The bills - which would have toughened drunken-driving laws, added a left- side door to school buses and created a felony crime of vehicular homicide when a drunken driver caused traffic deaths - effectively were defeated Thursday.
Pearman said his advocacy of bills on other major state issues - local control of solid waste and community health systems - may have hurt the highway safety measures.
''Maybe I was shoving too much too fast on some hot topics,'' said Pearman, a Democrat.
The bills cleared the Senate with little or no opposition but stalled in House committees during the final days of the 1990 legislative session.
As a result, the legislature passed no bills directly related to the May 1988 crash. A pickup truck slammed into a church bus on Interstate 71 near Carrollton in northern Kentucky, killing 24 children and three adults returning from a church outing.
Larry Mahoney was driving drunk when his pickup, on the wrong side of the highway, crashed head-on into the bus. Mahoney was convicted of manslaughter, assault, wanton endangerment and drunken driving, and was sentenced to 16 years in prison. He is appealing the case.
Pearman's nephew, John, 37, was the bus driver. He died trying to save his passengers. His uncle believed the national attention given the crash and Mahoney's trial would help the legislation he backed.
''I thought it was possible with all the publicity,'' Pearman said. ''I'm devastated that the things are all dead.
''But that's the way the system works. You never know. I've been here for 15 years and I've had my ups and downs. This is just one of the down years.''
The drunken-driving bill would have made it illegal to drive with a certain blood-alcohol level. Kentucky is one of just a handful of states not to have such wording in their drunken-driving law.
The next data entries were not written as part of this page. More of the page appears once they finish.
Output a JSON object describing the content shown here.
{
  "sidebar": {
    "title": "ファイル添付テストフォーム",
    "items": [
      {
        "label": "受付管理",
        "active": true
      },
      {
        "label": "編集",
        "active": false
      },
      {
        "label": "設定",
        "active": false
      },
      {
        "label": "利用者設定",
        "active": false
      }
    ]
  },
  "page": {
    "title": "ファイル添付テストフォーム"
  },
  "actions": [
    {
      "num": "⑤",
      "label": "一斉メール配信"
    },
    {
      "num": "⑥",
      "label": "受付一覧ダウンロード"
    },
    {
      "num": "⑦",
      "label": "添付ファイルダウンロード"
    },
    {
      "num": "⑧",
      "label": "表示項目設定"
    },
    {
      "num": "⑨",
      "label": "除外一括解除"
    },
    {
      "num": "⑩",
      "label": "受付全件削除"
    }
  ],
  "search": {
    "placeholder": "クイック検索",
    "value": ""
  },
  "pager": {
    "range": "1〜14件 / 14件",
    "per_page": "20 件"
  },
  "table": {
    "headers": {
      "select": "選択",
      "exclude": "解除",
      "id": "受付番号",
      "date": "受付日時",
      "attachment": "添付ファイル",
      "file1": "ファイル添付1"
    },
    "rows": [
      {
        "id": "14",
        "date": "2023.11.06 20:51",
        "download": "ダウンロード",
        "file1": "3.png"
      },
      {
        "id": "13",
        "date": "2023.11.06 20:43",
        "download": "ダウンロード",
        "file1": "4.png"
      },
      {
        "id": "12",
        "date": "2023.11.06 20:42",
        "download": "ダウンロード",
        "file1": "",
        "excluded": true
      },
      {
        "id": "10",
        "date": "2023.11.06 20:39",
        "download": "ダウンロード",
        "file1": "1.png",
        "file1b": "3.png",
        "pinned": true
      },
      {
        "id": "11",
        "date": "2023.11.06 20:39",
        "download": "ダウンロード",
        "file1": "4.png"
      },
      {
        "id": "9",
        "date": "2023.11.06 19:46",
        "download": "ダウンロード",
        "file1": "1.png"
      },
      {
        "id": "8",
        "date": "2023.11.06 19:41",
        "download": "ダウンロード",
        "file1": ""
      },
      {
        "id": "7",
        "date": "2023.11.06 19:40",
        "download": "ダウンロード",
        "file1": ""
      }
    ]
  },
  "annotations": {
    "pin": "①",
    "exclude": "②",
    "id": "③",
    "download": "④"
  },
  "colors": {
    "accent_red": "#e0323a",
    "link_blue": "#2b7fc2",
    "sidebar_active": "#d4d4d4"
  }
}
Instead, drivers in the state are merely presumed to be drunk when their blood-alcohol reading reaches .10 percent; critics say such wording makes it easier for people accused of drunken driving to avoid convictions.
Another key section would have allowed the revocation of a driver's license before the trial of some people charged with DUI. That section had raised concerns from some Democratic House leaders.
''If you lose your driver's license ... and you live in a remote area of my couty, you don't have a mass transit system to get to work,'' said House Majority Leader Greg Stumbo.